Even though they're a keen reader now, spelling remains pretty poor, even on very familiar words (eg the place we live!), they struggle to read music three years into lessons, and some bits of maths just won't work. It feels like there's some gap in visual learning, and phonics fell into that gap.

I hadn't realised quite how little it had worked until my youngest (middle child as described in OP, so we have never really known what was going on there) who took to phonics immediately, and was able to read three letter words from the start. When you've seen a child sounding out 'C-A-T' and then looking at an illustration featuring a cat and man and guessing 'man', you don't understand that it's possible from day one to have a child that says 'C-A-T, that's CAT'.

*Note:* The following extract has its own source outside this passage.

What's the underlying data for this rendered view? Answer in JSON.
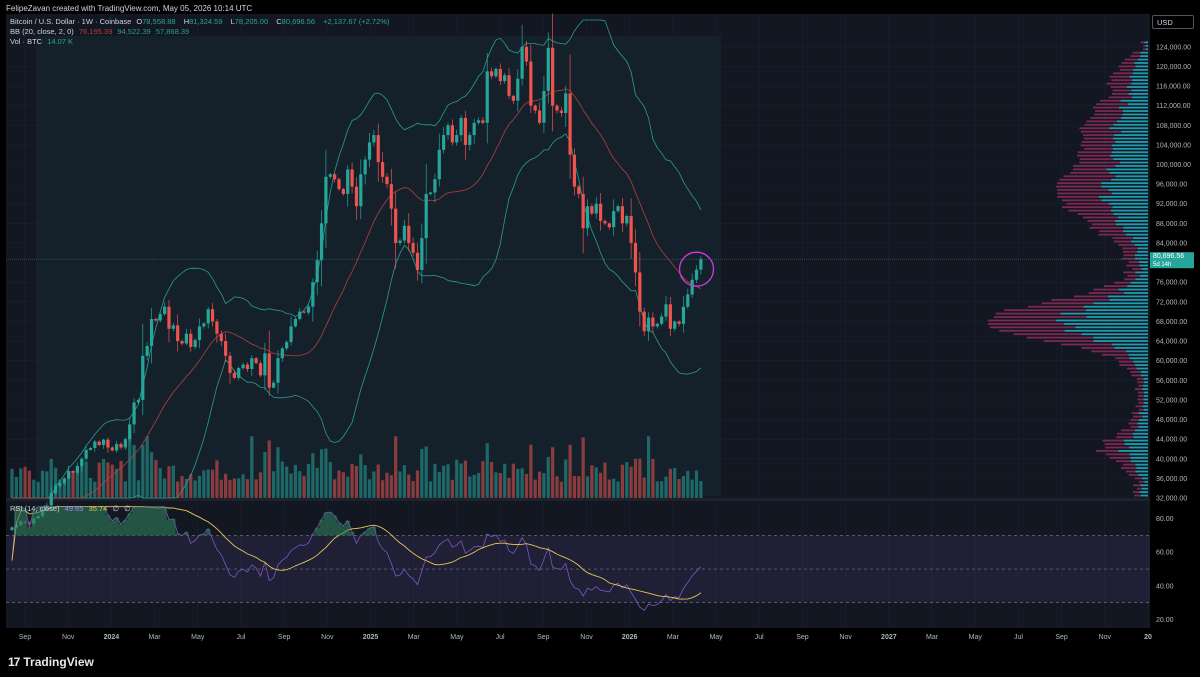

I am no expert of any sort but I saw the difference in my kids, and they are fundamentally more or less as bright as each other I think.

OP posts:
Lemonmelonsun · 15/07/2021 16:30

@StiffyByng

Sorry to barge on your thread Blush

Yes, my first child got it all and I didn't have to do anything, she wasn't an early reader at all but made steady progress and would point stuff out as she read using phonics jargon. Her reading clicked end of year one and then went on a fast and high trajectory.

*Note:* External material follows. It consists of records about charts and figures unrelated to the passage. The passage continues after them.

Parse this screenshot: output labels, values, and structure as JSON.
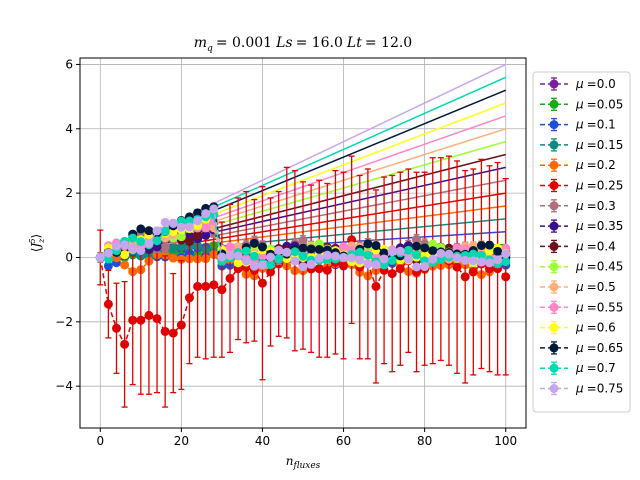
{
  "chart_data": {
    "type": "scatter",
    "title": "m_q = 0.001 Ls = 16.0 Lt = 12.0",
    "title_parts": [
      "m",
      "q",
      "= 0.001",
      "Ls",
      "= 16.0",
      "Lt",
      "= 12.0"
    ],
    "xlabel": "n_fluxes",
    "xlabel_parts": [
      "n",
      "fluxes"
    ],
    "ylabel": "⟨J_z^5⟩",
    "ylabel_parts": [
      "⟨",
      "J",
      "z",
      "5",
      "⟩"
    ],
    "xlim": [
      -5,
      105
    ],
    "ylim": [
      -5.3,
      6.2
    ],
    "xticks": [
      0,
      20,
      40,
      60,
      80,
      100
    ],
    "yticks": [
      -4,
      -2,
      0,
      2,
      4,
      6
    ],
    "grid": true,
    "legend_position": "outside-right",
    "x": [
      0,
      2,
      4,
      6,
      8,
      10,
      12,
      14,
      16,
      18,
      20,
      22,
      24,
      26,
      28,
      30,
      32,
      34,
      36,
      38,
      40,
      42,
      44,
      46,
      48,
      50,
      52,
      54,
      56,
      58,
      60,
      62,
      64,
      66,
      68,
      70,
      72,
      74,
      76,
      78,
      80,
      82,
      84,
      86,
      88,
      90,
      92,
      94,
      96,
      98,
      100
    ],
    "series": [
      {
        "name": "μ =0.0",
        "label_mu": "μ",
        "label_value": "=0.0",
        "color": "#7b1fa2",
        "slope": 0.002,
        "offset": 0.12,
        "amp": 0.12,
        "err": 0.05
      },
      {
        "name": "μ =0.05",
        "label_mu": "μ",
        "label_value": "=0.05",
        "color": "#1aab1a",
        "slope": 0.004,
        "offset": 0.08,
        "amp": 0.12,
        "err": 0.05
      },
      {
        "name": "μ =0.1",
        "label_mu": "μ",
        "label_value": "=0.1",
        "color": "#1f4fd8",
        "slope": 0.008,
        "offset": -0.05,
        "amp": 0.15,
        "err": 0.06
      },
      {
        "name": "μ =0.15",
        "label_mu": "μ",
        "label_value": "=0.15",
        "color": "#0c8c80",
        "slope": 0.012,
        "offset": 0.05,
        "amp": 0.15,
        "err": 0.06
      },
      {
        "name": "μ =0.2",
        "label_mu": "μ",
        "label_value": "=0.2",
        "color": "#ff6a00",
        "slope": 0.016,
        "offset": -0.3,
        "amp": 0.18,
        "err": 0.08
      },
      {
        "name": "μ =0.25",
        "label_mu": "μ",
        "label_value": "=0.25",
        "color": "#e00000",
        "slope": 0.02,
        "offset": -0.35,
        "amp": 0.25,
        "err": 1.8
      },
      {
        "name": "μ =0.3",
        "label_mu": "μ",
        "label_value": "=0.3",
        "color": "#b0707a",
        "slope": 0.024,
        "offset": 0.25,
        "amp": 0.2,
        "err": 0.15
      },
      {
        "name": "μ =0.35",
        "label_mu": "μ",
        "label_value": "=0.35",
        "color": "#3a0f8c",
        "slope": 0.028,
        "offset": 0.15,
        "amp": 0.15,
        "err": 0.07
      },
      {
        "name": "μ =0.4",
        "label_mu": "μ",
        "label_value": "=0.4",
        "color": "#6e0f1e",
        "slope": 0.032,
        "offset": 0.1,
        "amp": 0.15,
        "err": 0.07
      },
      {
        "name": "μ =0.45",
        "label_mu": "μ",
        "label_value": "=0.45",
        "color": "#9cff33",
        "slope": 0.036,
        "offset": 0.2,
        "amp": 0.15,
        "err": 0.07
      },
      {
        "name": "μ =0.5",
        "label_mu": "μ",
        "label_value": "=0.5",
        "color": "#ffad7a",
        "slope": 0.04,
        "offset": 0.15,
        "amp": 0.15,
        "err": 0.07
      },
      {
        "name": "μ =0.55",
        "label_mu": "μ",
        "label_value": "=0.55",
        "color": "#ff85c8",
        "slope": 0.044,
        "offset": 0.1,
        "amp": 0.15,
        "err": 0.07
      },
      {
        "name": "μ =0.6",
        "label_mu": "μ",
        "label_value": "=0.6",
        "color": "#ffff1a",
        "slope": 0.048,
        "offset": 0.05,
        "amp": 0.15,
        "err": 0.07
      },
      {
        "name": "μ =0.65",
        "label_mu": "μ",
        "label_value": "=0.65",
        "color": "#001a3d",
        "slope": 0.052,
        "offset": 0.2,
        "amp": 0.15,
        "err": 0.07
      },
      {
        "name": "μ =0.7",
        "label_mu": "μ",
        "label_value": "=0.7",
        "color": "#00d9b0",
        "slope": 0.056,
        "offset": 0.0,
        "amp": 0.15,
        "err": 0.07
      },
      {
        "name": "μ =0.75",
        "label_mu": "μ",
        "label_value": "=0.75",
        "color": "#c7a6f0",
        "slope": 0.06,
        "offset": -0.05,
        "amp": 0.18,
        "err": 0.08
      }
    ],
    "red_series_values": [
      0,
      -1.45,
      -2.2,
      -2.7,
      -1.95,
      -1.95,
      -1.8,
      -1.9,
      -2.3,
      -2.35,
      -2.1,
      -1.25,
      -0.9,
      -0.9,
      -0.85,
      -1.0,
      -0.65,
      -0.35,
      -0.3,
      -0.4,
      -0.8,
      -0.45,
      -0.2,
      0.15,
      -0.1,
      -0.25,
      -0.35,
      -0.35,
      -0.4,
      -0.15,
      -0.25,
      0.55,
      -0.3,
      -0.2,
      -0.9,
      -0.4,
      -0.5,
      -0.35,
      -0.1,
      -0.45,
      -0.35,
      -0.1,
      -0.05,
      -0.1,
      -0.3,
      -0.6,
      -0.45,
      -0.2,
      -0.35,
      -0.35,
      -0.6
    ],
    "red_series_errors": [
      0.85,
      1.05,
      1.4,
      1.95,
      2.0,
      2.3,
      2.45,
      2.3,
      2.35,
      1.85,
      2.0,
      2.05,
      2.2,
      2.25,
      2.25,
      2.1,
      2.3,
      2.2,
      2.35,
      2.2,
      3.0,
      2.3,
      2.25,
      2.65,
      2.8,
      2.6,
      2.6,
      2.75,
      2.7,
      2.85,
      2.9,
      2.6,
      2.85,
      2.95,
      3.0,
      2.9,
      3.05,
      3.0,
      2.85,
      3.1,
      3.0,
      3.2,
      3.15,
      3.25,
      3.3,
      3.3,
      3.2,
      3.25,
      3.2,
      3.3,
      3.05
    ]
  }
}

Dd 2 never got going with it.
So much time wasted on the wrong scheme for her.

Re spelling can I suggest a spelling Rainow arc, they come with foam letters and you get the child to make the alphabet and then they pull down the letters to make the word, as they get better.. It's good to add ed, ing.. Dis.. Quickly onto words.
We used this after years of getting no where and after pulling the word down she then wrote on a white board and she understood what spelling is. She's a visual learner small tweak.. And yet made enormous difference to her and again, whilst she has issues retaining them or spelling the word the same in the same sentence, it really really helped her self esteem.

The advice to get this, sadly came from outside the school.